Minting Perfection

      The United States Mint produces about 700 coins per minute. They have evolved from manually striking each individual coin to mass producing coins with a series of machines and processes. It is not a surprise that many would assume that the transition from manual to machined striking would increase the accuracy and quality of the coins being produced. It is true, however, that with the faster and more efficient minting processes, the search for a perfect coin is also increasingly more difficult. A true Mint State or Proof 70 coin is a true gem and highly desired.

 

      There are several coin grading services that certify the authenticity and the condition of coins; PCGS, NGC, and ICG. These grading services use a universally accepted grading scale to do so. This scale ranges from P1, a coin so heavily worn that the features can barely be seen and is virtually flat, to MS70, a completely flawless coin. It is a common assumption that a coin should leave the mint in MS70 condition; however a majority of the coins minted at the United States Mint are less than perfect before they even make it out of the facility. Part of this can be blamed on the new, more efficient minting processes.

 

      The minting process is a six step process. The first step is blanking. Blanking is when coin blanks are punched out of large strips of metal.
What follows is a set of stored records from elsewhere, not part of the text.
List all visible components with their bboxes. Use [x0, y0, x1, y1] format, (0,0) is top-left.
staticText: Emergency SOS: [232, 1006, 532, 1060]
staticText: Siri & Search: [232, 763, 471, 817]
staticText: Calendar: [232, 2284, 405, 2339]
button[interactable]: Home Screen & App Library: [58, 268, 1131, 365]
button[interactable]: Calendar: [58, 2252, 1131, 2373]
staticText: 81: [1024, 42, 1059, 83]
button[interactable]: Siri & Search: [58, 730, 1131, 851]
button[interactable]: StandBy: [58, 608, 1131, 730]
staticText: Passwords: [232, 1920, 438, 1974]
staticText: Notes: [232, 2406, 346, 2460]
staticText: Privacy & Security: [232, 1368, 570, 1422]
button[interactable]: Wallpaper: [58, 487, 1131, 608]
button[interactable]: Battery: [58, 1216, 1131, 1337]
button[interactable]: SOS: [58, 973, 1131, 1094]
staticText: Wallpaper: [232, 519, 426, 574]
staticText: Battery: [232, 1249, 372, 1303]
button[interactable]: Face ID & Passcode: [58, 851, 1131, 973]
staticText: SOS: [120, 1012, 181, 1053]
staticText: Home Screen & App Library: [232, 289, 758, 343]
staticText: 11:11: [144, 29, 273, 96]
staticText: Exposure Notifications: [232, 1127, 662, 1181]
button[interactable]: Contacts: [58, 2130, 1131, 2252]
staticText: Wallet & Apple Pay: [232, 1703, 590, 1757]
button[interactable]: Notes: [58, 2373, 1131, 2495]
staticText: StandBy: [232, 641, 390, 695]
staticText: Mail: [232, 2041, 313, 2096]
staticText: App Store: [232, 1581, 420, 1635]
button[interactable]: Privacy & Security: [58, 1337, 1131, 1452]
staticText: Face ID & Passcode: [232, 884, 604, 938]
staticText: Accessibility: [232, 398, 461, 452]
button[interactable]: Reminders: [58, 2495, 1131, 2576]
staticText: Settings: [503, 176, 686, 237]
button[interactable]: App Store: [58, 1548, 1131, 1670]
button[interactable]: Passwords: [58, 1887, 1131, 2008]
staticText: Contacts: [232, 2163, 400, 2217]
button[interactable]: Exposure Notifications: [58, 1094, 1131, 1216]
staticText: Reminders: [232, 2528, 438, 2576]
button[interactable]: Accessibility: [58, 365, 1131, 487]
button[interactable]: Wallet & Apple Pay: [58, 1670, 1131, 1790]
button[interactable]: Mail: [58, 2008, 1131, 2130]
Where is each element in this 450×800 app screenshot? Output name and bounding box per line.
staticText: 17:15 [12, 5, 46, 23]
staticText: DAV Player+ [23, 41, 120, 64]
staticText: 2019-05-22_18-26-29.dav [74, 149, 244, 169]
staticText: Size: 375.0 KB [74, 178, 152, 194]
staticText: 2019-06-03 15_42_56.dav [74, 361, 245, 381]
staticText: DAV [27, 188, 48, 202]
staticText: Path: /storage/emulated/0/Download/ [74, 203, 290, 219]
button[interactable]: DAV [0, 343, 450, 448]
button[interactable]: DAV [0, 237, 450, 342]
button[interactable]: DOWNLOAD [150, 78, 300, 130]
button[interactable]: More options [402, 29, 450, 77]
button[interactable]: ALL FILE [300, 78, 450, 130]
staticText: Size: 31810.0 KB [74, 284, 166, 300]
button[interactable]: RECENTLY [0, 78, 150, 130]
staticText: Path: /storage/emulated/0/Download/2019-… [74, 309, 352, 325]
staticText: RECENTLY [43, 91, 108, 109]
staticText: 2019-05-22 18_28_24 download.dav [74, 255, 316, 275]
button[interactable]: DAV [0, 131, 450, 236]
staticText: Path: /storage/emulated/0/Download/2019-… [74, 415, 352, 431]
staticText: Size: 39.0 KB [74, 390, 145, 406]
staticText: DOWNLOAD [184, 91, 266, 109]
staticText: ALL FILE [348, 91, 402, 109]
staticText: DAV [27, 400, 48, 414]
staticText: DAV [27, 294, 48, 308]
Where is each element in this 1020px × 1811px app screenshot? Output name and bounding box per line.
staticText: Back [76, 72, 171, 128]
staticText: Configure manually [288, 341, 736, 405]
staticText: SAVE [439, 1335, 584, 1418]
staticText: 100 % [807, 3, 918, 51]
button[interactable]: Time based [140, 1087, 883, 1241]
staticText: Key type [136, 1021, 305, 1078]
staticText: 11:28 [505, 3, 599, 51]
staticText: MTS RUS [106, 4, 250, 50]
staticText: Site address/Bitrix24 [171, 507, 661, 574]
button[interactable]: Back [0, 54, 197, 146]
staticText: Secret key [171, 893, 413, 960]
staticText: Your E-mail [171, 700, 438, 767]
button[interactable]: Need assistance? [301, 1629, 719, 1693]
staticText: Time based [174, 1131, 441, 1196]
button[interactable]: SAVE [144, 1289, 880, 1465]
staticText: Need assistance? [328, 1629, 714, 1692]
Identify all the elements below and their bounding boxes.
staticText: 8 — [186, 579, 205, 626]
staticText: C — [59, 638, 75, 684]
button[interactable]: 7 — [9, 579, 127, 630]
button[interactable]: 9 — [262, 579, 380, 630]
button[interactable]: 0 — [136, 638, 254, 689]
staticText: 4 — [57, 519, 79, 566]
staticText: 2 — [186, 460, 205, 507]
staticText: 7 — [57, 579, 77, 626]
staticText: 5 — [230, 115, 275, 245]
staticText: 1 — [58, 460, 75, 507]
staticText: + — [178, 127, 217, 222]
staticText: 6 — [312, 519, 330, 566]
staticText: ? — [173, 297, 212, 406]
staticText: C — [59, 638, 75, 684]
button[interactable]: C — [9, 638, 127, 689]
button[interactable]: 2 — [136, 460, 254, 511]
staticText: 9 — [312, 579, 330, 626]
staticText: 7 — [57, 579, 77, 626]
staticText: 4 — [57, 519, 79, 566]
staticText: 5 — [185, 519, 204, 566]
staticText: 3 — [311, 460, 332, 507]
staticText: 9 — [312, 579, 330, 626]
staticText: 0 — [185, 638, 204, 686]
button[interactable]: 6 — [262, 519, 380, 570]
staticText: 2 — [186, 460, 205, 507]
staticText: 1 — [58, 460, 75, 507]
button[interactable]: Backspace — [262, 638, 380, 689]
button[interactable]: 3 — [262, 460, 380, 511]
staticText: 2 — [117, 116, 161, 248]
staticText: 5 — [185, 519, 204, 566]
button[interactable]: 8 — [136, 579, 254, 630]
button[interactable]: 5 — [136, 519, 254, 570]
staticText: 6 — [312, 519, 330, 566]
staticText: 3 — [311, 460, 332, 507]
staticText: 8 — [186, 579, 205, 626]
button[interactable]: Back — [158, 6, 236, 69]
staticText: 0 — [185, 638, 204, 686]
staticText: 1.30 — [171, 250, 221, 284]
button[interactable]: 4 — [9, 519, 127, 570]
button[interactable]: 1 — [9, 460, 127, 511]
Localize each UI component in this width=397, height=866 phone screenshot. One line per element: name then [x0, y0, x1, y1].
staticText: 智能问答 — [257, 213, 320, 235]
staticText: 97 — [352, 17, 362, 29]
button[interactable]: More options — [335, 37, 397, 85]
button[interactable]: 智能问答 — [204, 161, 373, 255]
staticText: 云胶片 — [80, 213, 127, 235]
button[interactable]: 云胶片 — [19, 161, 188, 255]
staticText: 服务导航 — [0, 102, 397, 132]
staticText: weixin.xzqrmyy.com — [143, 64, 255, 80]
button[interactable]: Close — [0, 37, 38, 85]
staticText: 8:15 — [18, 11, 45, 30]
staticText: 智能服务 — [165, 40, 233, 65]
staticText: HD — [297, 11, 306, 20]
In the second step, annealing, the blanks are run through a washer and dryer and then exposed to heat in order to soften them. The blanks are then run through a machine, called an upsetting mill, in an upright position. This is what gives coins their prominent, raised rims. The process is called “upsetting.” In the fourth step, the coins are actually struck. In this process, the blanks are run through a coining press and given the features that make them genuine United States coins. Each batch is then spot checked with a magnifying glass in the inspecting process. The final step is the counting and bagging step. The coins are dumped into a large, automatic counting machine which counts the coins and then dumps them into bags. These bags are then transported using forklifts to vaults for storage.

 

      The counting process is possibly the most damaging step in the minting process. The coins are not carefully handled which is why it is difficult for them to remain flawless. They are run through numerous machines and stored loosely in bags. When understanding the harsh processes that each coin endures during the minting process alone, it is amazing that perfect coins can somehow still exist. This is why these flawless coins are so highly desired. Even MS69 coins, the next grade level down from perfect, are desired by collectors. It is important that these coins maintain their constant appreciation by collectors, because it is a true mystery how, despite the odds, they remained perfect and completely free of flaws.